Body blow for Incyte as Merck-partnered melanoma trial bombs

The combination of Incyte’s epacadostat and Merck & Co.’s Keytruda was supposed to pose a major threat to rival Bristol-Myers Squibb’s melanoma franchise—but the data tell a different story.

After a positive phase 1/2 trial in the skin cancer, IDO1 inhibitor epacadostat and PD-1 inhibitor Keytruda (pembrolizumab) were billed as a potential improvement over BMS’ well-established regimen of PD-1 drug Opdivo (nivolumab) and CTLA4 blocker Yervoy (ipilimumab) for advanced melanoma, with multibillion dollar sales projections.

Unfortunately, the latest phase 3 data found no benefit on progression-free survival for the duo compared to Keytruda alone—and little chance that the overall survival figures would rescue the study—and Incyte says the trial has been abandoned. Shares in the company went into steep decline after the announcement, down more than 20% premarket at last count.

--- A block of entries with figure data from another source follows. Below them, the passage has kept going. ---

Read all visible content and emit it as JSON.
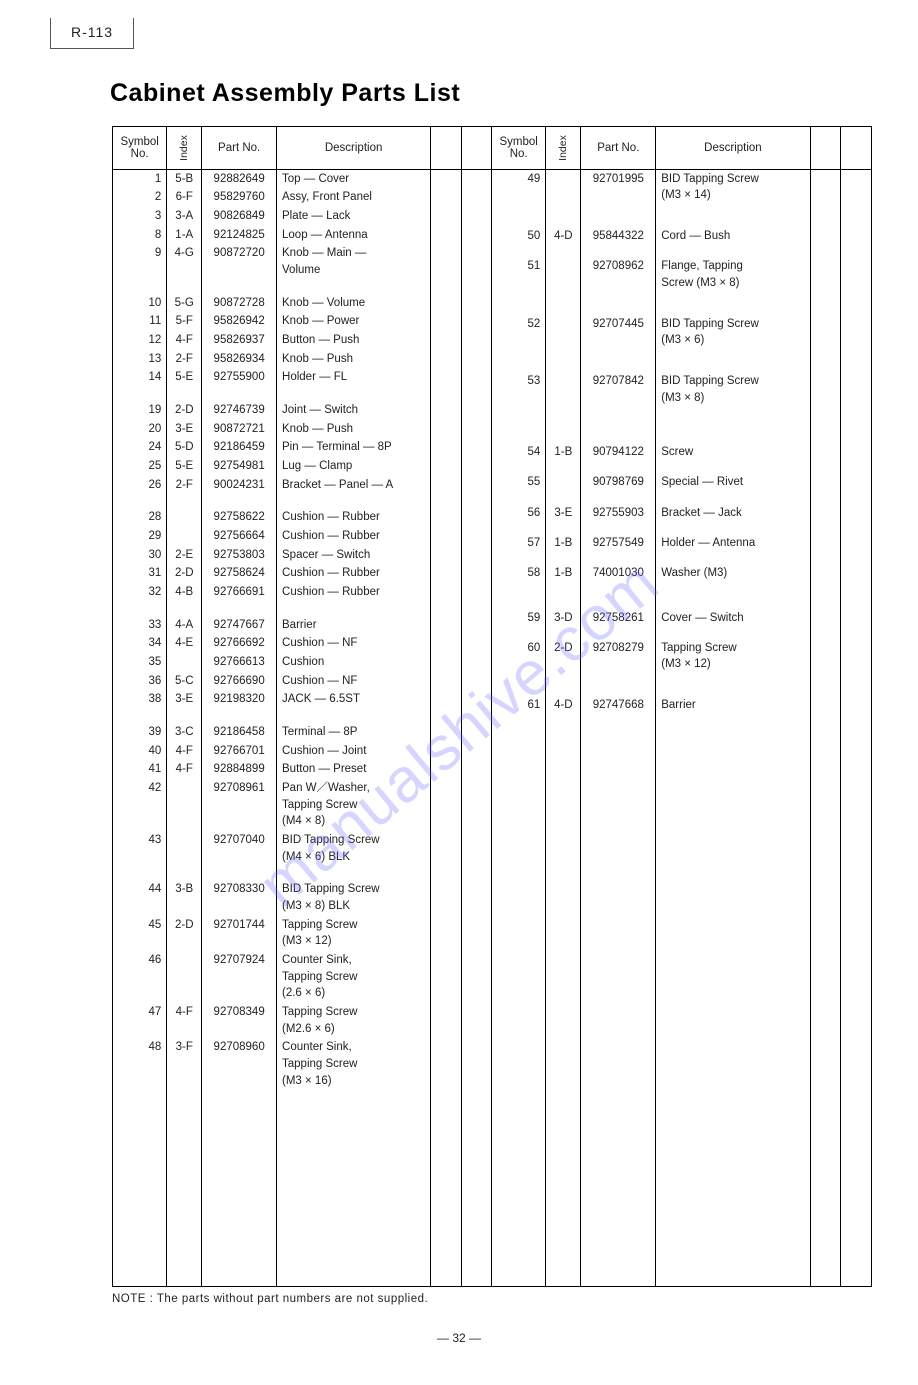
{
  "model_tag": "R-113",
  "title": "Cabinet Assembly Parts List",
  "headers": {
    "symbol": "Symbol\nNo.",
    "index": "Index",
    "part_no": "Part No.",
    "description": "Description"
  },
  "note": "NOTE :  The parts without part numbers are not supplied.",
  "page_number": "— 32 —",
  "watermark": "manualshive.com",
  "colors": {
    "text": "#222222",
    "border": "#000000",
    "background": "#ffffff",
    "watermark": "#6b6bff"
  },
  "fonts": {
    "title_size_pt": 19,
    "body_size_pt": 8.5,
    "family": "sans-serif"
  },
  "left_rows": [
    {
      "sym": "1",
      "idx": "5-B",
      "pn": "92882649",
      "desc": "Top — Cover"
    },
    {
      "sym": "2",
      "idx": "6-F",
      "pn": "95829760",
      "desc": "Assy, Front Panel"
    },
    {
      "sym": "3",
      "idx": "3-A",
      "pn": "90826849",
      "desc": "Plate — Lack"
    },
    {
      "sym": "8",
      "idx": "1-A",
      "pn": "92124825",
      "desc": "Loop — Antenna"
    },
    {
      "sym": "9",
      "idx": "4-G",
      "pn": "90872720",
      "desc": "Knob — Main —\nVolume"
    },
    {
      "spacer": true
    },
    {
      "sym": "10",
      "idx": "5-G",
      "pn": "90872728",
      "desc": "Knob — Volume"
    },
    {
      "sym": "11",
      "idx": "5-F",
      "pn": "95826942",
      "desc": "Knob — Power"
    },
    {
      "sym": "12",
      "idx": "4-F",
      "pn": "95826937",
      "desc": "Button — Push"
    },
    {
      "sym": "13",
      "idx": "2-F",
      "pn": "95826934",
      "desc": "Knob — Push"
    },
    {
      "sym": "14",
      "idx": "5-E",
      "pn": "92755900",
      "desc": "Holder — FL"
    },
    {
      "spacer": true
    },
    {
      "sym": "19",
      "idx": "2-D",
      "pn": "92746739",
      "desc": "Joint — Switch"
    },
    {
      "sym": "20",
      "idx": "3-E",
      "pn": "90872721",
      "desc": "Knob — Push"
    },
    {
      "sym": "24",
      "idx": "5-D",
      "pn": "92186459",
      "desc": "Pin — Terminal — 8P"
    },
    {
      "sym": "25",
      "idx": "5-E",
      "pn": "92754981",
      "desc": "Lug — Clamp"
    },
    {
      "sym": "26",
      "idx": "2-F",
      "pn": "90024231",
      "desc": "Bracket — Panel — A"
    },
    {
      "spacer": true
    },
    {
      "sym": "28",
      "idx": "",
      "pn": "92758622",
      "desc": "Cushion — Rubber"
    },
    {
      "sym": "29",
      "idx": "",
      "pn": "92756664",
      "desc": "Cushion — Rubber"
    },
    {
      "sym": "30",
      "idx": "2-E",
      "pn": "92753803",
      "desc": "Spacer — Switch"
    },
    {
      "sym": "31",
      "idx": "2-D",
      "pn": "92758624",
      "desc": "Cushion — Rubber"
    },
    {
      "sym": "32",
      "idx": "4-B",
      "pn": "92766691",
      "desc": "Cushion — Rubber"
    },
    {
      "spacer": true
    },
    {
      "sym": "33",
      "idx": "4-A",
      "pn": "92747667",
      "desc": "Barrier"
    },
    {
      "sym": "34",
      "idx": "4-E",
      "pn": "92766692",
      "desc": "Cushion — NF"
    },
    {
      "sym": "35",
      "idx": "",
      "pn": "92766613",
      "desc": "Cushion"
    },
    {
      "sym": "36",
      "idx": "5-C",
      "pn": "92766690",
      "desc": "Cushion — NF"
    },
    {
      "sym": "38",
      "idx": "3-E",
      "pn": "92198320",
      "desc": "JACK — 6.5ST"
    },
    {
      "spacer": true
    },
    {
      "sym": "39",
      "idx": "3-C",
      "pn": "92186458",
      "desc": "Terminal — 8P"
    },
    {
      "sym": "40",
      "idx": "4-F",
      "pn": "92766701",
      "desc": "Cushion — Joint"
    },
    {
      "sym": "41",
      "idx": "4-F",
      "pn": "92884899",
      "desc": "Button — Preset"
    },
    {
      "sym": "42",
      "idx": "",
      "pn": "92708961",
      "desc": "Pan W／Washer,\nTapping Screw\n(M4 × 8)"
    },
    {
      "sym": "43",
      "idx": "",
      "pn": "92707040",
      "desc": "BID Tapping Screw\n(M4 × 6) BLK"
    },
    {
      "spacer": true
    },
    {
      "sym": "44",
      "idx": "3-B",
      "pn": "92708330",
      "desc": "BID Tapping Screw\n(M3 × 8) BLK"
    },
    {
      "sym": "45",
      "idx": "2-D",
      "pn": "92701744",
      "desc": "Tapping Screw\n(M3 × 12)"
    },
    {
      "sym": "46",
      "idx": "",
      "pn": "92707924",
      "desc": "Counter Sink,\nTapping Screw\n(2.6 × 6)"
    },
    {
      "sym": "47",
      "idx": "4-F",
      "pn": "92708349",
      "desc": "Tapping Screw\n(M2.6 × 6)"
    },
    {
      "sym": "48",
      "idx": "3-F",
      "pn": "92708960",
      "desc": "Counter Sink,\nTapping Screw\n(M3 × 16)"
    }
  ],
  "right_rows": [
    {
      "sym": "49",
      "idx": "",
      "pn": "92701995",
      "desc": "BID Tapping Screw\n(M3 × 14)"
    },
    {
      "sym": "50",
      "idx": "4-D",
      "pn": "95844322",
      "desc": "Cord — Bush"
    },
    {
      "sym": "51",
      "idx": "",
      "pn": "92708962",
      "desc": "Flange, Tapping\nScrew (M3 × 8)"
    },
    {
      "sym": "52",
      "idx": "",
      "pn": "92707445",
      "desc": "BID Tapping Screw\n(M3 × 6)"
    },
    {
      "sym": "53",
      "idx": "",
      "pn": "92707842",
      "desc": "BID Tapping Screw\n(M3 × 8)"
    },
    {
      "spacer": true
    },
    {
      "sym": "54",
      "idx": "1-B",
      "pn": "90794122",
      "desc": "Screw"
    },
    {
      "sym": "55",
      "idx": "",
      "pn": "90798769",
      "desc": "Special — Rivet"
    },
    {
      "sym": "56",
      "idx": "3-E",
      "pn": "92755903",
      "desc": "Bracket — Jack"
    },
    {
      "sym": "57",
      "idx": "1-B",
      "pn": "92757549",
      "desc": "Holder — Antenna"
    },
    {
      "sym": "58",
      "idx": "1-B",
      "pn": "74001030",
      "desc": "Washer (M3)"
    },
    {
      "spacer": true
    },
    {
      "sym": "59",
      "idx": "3-D",
      "pn": "92758261",
      "desc": "Cover — Switch"
    },
    {
      "sym": "60",
      "idx": "2-D",
      "pn": "92708279",
      "desc": "Tapping Screw\n(M3 × 12)"
    },
    {
      "sym": "61",
      "idx": "4-D",
      "pn": "92747668",
      "desc": "Barrier"
    }
  ]
}
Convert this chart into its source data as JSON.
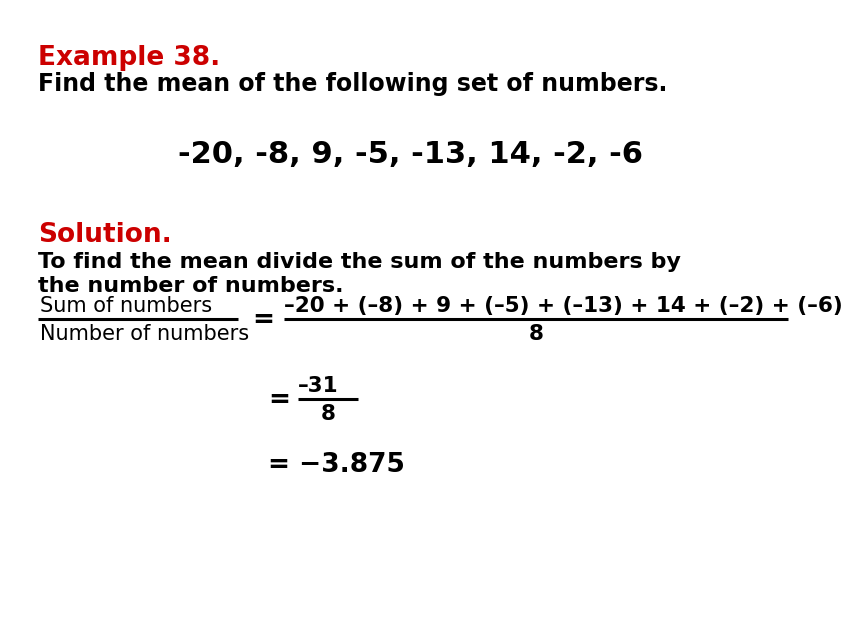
{
  "background_color": "#ffffff",
  "title_text": "Example 38.",
  "title_color": "#cc0000",
  "title_fontsize": 19,
  "subtitle_text": "Find the mean of the following set of numbers.",
  "subtitle_fontsize": 17,
  "numbers_text": "-20, -8, 9, -5, -13, 14, -2, -6",
  "numbers_fontsize": 22,
  "solution_label": "Solution.",
  "solution_color": "#cc0000",
  "solution_fontsize": 19,
  "instruction_line1": "To find the mean divide the sum of the numbers by",
  "instruction_line2": "the number of numbers.",
  "instruction_fontsize": 16,
  "frac_numerator_left": "Sum of numbers",
  "frac_denominator_left": "Number of numbers",
  "frac_num_right": "–20 + (–8) + 9 + (–5) + (–13) + 14 + (–2) + (–6)",
  "frac_den_right": "8",
  "step2_num": "–31",
  "step2_den": "8",
  "step3": "= −3.875",
  "math_fontsize": 17
}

It’s clear things often don’t go according to plan when it comes to testing cancer immunotherapies in the clinic, but this is a particularly worrying development for Incyte as five out of eight pivotal trials of epacadostat involve combination with Keytruda. Two more pair epacadostat with PD-1 blocker Opdivo while another involves AstraZeneca’s PD-L1 drug Imfinzi (durvalumab).

It’s also one of the first major readouts for IDO1 from a pivotal trial, elevating concerns about its role an immuno-oncology target. Scientists working on IDO1 say that tumors upregulate the enzyme to help evade detection by the immune system, and switching that mechanism off should help patients’ mount a stronger response to the malignant cells.

Epacadostat also isn’t the first IDO1 blocker to fall short in trials. Earlier this year, Pfizer returned rights to an IDO1 inhibitor it licensed from iTeos Therapeutics, saying it lacked efficacy in a brain cancer study, while Roche/Genentech abandoned work on NewLink’s GDC-0919 candidate last year after it missed the mark in metastatic breast cancer.

Initial comments by Incyte’s chief medical officer Steven Stein M.D., have understandably been guarded. In a statement, he said the results from the study “will contribute to our understanding of the role of IDO1 inhibition in combination with PD-1 antagonists, and may inform our broader epacadostat clinical development program.”

We remain dedicated to transforming the treatment of cancer and will continue to explore how IDO1 inhibition and other novel mechanisms can potentially improve outcomes for patients in need,” he added.

Analysts at Bernstein said in a note to clients: "The failure of IDO adds to the list of disappointment with "second generation" IO drugs – promises by companies and KOLs that the industry was just scratching the surface with anti-PDx therapies have not come true, at least yet.  This means that for now, PDx monotherapy, PDx+chemotherapy, and PDx+CTLA4 may end up continuing to be the dominant regimens (evidence in support of the latter continues to build)."